Dunque, a questo punto, in questo pensiero, viene a determinarsi una differenza, una separazione concettuale tra il corpo e l'anima; essi vengono ad assumere, oltre a caratteristiche diverse, nature diverse; la possibilità di poterli comprendere, si ritrova in pensieri diversi: ora, mentre il corpo, per il fatto stesso di essere, in condizioni considerate umane e normali, visibile, soggiace ad una comprensibilità immediata di apprendimento per sensazione; la determinazione d'umanità si mantiene dipendente dall'esistenza del corpo; la riflessione sulle azioni umane, per lo stesso ineliminabile risvolto di praticità, si risolve in considerazioni relative a quella che può essere o deve essere l'utilità per l'uomo, identificato con il proprio corpo.
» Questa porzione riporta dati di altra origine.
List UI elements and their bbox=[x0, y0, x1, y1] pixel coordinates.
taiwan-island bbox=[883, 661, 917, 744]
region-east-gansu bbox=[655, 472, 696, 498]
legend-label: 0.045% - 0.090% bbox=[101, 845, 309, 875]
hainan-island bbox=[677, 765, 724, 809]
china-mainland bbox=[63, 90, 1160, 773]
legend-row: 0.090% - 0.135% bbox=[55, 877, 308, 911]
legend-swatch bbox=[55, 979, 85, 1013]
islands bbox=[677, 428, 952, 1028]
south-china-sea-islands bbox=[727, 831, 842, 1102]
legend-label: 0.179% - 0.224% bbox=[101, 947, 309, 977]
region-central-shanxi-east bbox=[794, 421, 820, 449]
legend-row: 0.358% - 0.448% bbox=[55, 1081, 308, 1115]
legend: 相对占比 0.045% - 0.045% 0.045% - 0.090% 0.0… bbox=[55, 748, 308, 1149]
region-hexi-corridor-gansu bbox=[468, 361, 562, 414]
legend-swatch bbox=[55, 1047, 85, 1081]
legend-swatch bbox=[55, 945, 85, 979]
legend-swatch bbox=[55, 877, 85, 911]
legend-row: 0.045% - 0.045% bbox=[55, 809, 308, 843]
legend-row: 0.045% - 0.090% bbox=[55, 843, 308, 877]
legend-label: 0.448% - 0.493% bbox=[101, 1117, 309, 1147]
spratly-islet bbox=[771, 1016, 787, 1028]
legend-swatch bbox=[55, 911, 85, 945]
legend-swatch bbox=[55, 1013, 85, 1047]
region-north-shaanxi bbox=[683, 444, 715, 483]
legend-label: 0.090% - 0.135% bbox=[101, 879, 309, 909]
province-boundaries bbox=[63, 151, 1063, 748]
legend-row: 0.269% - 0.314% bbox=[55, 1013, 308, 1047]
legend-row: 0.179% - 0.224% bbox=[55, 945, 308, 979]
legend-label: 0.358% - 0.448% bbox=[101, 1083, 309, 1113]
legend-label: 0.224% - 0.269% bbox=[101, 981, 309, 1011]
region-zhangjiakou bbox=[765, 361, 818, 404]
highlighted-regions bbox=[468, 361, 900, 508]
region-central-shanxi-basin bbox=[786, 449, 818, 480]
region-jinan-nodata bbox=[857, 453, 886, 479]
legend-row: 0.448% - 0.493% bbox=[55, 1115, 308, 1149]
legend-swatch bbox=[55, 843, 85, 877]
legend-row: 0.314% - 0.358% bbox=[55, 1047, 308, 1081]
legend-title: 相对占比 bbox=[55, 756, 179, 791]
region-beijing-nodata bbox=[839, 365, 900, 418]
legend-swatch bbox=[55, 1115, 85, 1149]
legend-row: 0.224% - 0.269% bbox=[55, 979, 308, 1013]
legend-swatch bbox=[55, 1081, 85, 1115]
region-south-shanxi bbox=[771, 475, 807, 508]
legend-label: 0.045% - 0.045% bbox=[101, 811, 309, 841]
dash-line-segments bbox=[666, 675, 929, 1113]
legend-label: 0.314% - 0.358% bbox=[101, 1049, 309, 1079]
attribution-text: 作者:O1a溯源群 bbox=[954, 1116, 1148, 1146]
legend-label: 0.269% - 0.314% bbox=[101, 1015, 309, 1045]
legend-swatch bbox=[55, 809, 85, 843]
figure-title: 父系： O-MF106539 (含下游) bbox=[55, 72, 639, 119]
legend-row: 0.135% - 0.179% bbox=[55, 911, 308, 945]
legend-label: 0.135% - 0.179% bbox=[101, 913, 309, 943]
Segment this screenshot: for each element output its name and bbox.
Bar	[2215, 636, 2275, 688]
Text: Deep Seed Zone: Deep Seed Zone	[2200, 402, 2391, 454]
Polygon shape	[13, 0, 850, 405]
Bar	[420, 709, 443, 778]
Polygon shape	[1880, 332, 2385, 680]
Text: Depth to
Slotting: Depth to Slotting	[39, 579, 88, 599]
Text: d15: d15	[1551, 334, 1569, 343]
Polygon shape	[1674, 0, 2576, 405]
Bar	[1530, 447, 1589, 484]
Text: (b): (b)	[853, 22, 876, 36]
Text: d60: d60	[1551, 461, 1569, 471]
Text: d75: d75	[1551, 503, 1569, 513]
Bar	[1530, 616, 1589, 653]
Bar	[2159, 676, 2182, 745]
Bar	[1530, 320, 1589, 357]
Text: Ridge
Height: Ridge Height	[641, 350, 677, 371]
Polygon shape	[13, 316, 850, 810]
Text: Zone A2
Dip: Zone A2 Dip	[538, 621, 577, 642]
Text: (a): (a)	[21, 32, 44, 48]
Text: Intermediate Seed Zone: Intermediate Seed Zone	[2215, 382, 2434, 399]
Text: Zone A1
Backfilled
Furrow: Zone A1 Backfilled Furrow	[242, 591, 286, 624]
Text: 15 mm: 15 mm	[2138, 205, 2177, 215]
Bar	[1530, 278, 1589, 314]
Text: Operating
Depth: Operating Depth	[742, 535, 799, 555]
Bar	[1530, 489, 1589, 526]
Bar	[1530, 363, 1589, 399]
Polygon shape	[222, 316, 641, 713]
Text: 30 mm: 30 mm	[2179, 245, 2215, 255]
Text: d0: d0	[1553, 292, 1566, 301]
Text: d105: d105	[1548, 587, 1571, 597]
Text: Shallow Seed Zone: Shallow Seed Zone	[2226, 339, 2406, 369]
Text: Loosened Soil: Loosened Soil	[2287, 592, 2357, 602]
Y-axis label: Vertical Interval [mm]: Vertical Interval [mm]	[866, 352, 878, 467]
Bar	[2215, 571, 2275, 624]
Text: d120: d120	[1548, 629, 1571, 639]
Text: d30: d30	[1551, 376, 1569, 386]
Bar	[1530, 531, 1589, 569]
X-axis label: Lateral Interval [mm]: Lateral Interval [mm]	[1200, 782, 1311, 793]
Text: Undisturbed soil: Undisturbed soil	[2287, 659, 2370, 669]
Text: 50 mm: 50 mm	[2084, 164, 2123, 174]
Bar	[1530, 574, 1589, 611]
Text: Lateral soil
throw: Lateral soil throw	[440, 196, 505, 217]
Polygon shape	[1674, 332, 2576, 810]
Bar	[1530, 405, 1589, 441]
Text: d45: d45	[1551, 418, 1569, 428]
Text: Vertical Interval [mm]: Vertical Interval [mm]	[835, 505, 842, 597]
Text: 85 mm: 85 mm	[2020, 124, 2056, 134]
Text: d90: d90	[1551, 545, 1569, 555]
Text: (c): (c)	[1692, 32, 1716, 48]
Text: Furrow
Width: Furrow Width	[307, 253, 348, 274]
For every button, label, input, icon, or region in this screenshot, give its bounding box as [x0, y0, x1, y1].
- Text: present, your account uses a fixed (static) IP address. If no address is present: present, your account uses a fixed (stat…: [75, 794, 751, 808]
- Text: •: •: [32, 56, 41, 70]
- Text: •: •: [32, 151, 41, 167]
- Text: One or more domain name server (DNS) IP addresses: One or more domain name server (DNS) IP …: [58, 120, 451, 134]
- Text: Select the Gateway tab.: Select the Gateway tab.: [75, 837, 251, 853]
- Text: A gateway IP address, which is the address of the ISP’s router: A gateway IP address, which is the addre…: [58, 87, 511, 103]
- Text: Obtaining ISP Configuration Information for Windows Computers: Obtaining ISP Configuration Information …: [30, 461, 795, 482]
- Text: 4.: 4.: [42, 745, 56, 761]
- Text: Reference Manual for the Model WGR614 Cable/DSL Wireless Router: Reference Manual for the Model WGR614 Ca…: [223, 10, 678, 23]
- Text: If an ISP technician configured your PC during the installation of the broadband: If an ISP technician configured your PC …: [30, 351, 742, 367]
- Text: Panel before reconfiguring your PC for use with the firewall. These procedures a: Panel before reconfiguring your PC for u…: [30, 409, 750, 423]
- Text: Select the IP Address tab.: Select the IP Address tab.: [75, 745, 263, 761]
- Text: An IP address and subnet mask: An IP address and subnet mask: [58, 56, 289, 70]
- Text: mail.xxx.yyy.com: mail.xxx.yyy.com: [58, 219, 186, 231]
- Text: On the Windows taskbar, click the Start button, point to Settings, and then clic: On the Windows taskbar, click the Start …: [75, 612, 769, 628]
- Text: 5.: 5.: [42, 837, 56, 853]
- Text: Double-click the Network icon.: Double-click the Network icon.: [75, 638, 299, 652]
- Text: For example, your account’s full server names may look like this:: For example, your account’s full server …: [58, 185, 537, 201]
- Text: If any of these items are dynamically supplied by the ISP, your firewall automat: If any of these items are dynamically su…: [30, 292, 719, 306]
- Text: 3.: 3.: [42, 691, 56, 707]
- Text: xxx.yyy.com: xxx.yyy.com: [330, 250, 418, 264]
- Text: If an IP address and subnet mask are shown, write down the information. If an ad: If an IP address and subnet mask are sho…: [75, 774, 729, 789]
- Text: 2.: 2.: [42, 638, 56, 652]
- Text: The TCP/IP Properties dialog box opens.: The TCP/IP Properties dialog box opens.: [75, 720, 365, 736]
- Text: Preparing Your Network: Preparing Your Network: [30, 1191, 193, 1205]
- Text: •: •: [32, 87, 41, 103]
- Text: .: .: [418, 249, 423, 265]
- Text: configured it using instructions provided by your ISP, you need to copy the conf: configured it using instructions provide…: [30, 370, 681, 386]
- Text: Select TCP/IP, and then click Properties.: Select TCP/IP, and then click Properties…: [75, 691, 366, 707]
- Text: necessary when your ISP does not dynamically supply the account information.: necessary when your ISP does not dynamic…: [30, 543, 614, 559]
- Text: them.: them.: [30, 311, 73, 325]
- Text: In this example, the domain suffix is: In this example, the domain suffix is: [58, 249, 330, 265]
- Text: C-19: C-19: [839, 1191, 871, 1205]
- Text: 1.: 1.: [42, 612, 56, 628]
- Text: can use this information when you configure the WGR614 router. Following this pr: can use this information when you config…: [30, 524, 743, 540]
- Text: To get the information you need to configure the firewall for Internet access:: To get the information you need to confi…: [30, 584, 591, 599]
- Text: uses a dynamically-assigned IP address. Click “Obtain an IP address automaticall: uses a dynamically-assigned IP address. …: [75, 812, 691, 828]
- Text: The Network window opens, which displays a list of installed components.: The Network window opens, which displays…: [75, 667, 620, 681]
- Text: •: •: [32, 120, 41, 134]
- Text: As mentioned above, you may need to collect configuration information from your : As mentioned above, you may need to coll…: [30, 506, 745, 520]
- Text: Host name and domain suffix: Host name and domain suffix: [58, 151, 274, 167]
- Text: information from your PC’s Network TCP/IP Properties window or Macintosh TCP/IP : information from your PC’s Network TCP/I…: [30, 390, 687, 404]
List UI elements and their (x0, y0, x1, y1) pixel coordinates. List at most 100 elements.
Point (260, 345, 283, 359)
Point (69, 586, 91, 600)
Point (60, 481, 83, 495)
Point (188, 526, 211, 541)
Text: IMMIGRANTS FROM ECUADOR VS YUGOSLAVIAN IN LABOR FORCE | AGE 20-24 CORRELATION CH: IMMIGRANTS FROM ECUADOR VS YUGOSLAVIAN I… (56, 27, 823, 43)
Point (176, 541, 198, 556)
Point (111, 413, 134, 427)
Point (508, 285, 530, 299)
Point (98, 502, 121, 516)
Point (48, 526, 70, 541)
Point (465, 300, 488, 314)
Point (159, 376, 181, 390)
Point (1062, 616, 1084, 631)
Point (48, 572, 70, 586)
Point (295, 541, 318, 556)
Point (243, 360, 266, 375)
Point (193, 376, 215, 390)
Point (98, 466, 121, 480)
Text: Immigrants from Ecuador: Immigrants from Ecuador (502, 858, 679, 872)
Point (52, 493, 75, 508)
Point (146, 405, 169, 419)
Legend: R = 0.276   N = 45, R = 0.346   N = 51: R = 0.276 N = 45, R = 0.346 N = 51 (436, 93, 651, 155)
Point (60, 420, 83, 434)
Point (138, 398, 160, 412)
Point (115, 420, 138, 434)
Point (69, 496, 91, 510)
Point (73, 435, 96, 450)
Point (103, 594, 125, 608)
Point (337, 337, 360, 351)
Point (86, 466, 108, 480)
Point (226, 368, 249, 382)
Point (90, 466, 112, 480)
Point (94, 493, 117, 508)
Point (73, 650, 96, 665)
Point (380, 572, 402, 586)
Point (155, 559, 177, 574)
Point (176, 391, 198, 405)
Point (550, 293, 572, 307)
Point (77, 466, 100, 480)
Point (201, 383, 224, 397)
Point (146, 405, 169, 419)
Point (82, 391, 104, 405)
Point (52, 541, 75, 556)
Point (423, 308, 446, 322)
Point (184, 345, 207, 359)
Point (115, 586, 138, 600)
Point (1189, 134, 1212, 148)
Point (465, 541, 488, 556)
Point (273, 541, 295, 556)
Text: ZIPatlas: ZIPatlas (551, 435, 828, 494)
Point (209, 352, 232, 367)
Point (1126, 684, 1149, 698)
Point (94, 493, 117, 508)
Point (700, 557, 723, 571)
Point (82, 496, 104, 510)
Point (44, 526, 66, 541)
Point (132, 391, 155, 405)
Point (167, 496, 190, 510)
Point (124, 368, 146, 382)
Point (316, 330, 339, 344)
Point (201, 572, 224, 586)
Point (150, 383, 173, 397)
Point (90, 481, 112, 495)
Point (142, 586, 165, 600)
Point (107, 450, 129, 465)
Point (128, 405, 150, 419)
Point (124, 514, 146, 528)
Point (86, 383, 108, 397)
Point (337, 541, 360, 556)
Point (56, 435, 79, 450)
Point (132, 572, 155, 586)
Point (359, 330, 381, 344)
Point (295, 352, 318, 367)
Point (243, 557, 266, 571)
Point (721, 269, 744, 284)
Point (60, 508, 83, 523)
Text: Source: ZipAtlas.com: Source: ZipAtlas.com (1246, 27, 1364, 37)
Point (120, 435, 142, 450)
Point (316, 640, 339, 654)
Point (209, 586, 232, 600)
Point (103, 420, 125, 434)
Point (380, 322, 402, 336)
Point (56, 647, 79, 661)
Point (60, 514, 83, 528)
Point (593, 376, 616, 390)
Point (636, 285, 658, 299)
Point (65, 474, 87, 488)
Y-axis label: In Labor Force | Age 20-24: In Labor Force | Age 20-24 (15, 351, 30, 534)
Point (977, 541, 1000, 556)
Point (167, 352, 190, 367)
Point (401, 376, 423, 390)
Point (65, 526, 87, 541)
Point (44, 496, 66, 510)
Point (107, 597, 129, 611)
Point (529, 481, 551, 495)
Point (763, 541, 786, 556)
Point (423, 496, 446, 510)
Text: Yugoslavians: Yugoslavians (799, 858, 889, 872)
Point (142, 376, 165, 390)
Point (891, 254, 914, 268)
La riflessione sulla morte, allora, porta alla mente l'ineluttabile pensiero di distruzione ed annientamento, dato che non si può non considerare che è proprio con l'avvento della morte che l'uomo perisce, cessando di vivere, divenendo palesemente oggetto di rapida dissoluzione, senza alcuna possibilità di rimando, di recupero, ammissibile talvolta in successione a catastrofi o crisi disastrose che coinvolgono l'uomo, per la sua stessa natura, e che, pur portando distruzione, non eliminano l'uomo stesso.

Pare che, con la morte, sia l'uomo, nella propria essenza, ad essere distrutto.

Il doloroso pensiero di annientamento si contrappone al pensiero di vita, presente nell'esistenza stessa, e che, nella necessità di sopravvivenza dell'uomo, alimenta la forza di opposizione alla morte.

L'uomo identificato con il proprio corpo, trova inevitabilmente fine nella distruzione, nel dissolvimento del corpo operato dall'irrimediabile morte.

 

La dissoluzione pare distruggere anche l'anima, della cui natura, e, quindi, della cui essenza non v'è precisa conoscenza, per il fatto stesso che l'anima sembra non potersi prestare a conoscenza, fintanto che la conoscenza si risolve nell'osservazione, e, l'anima, per sua stessa natura, rimane inosservabile.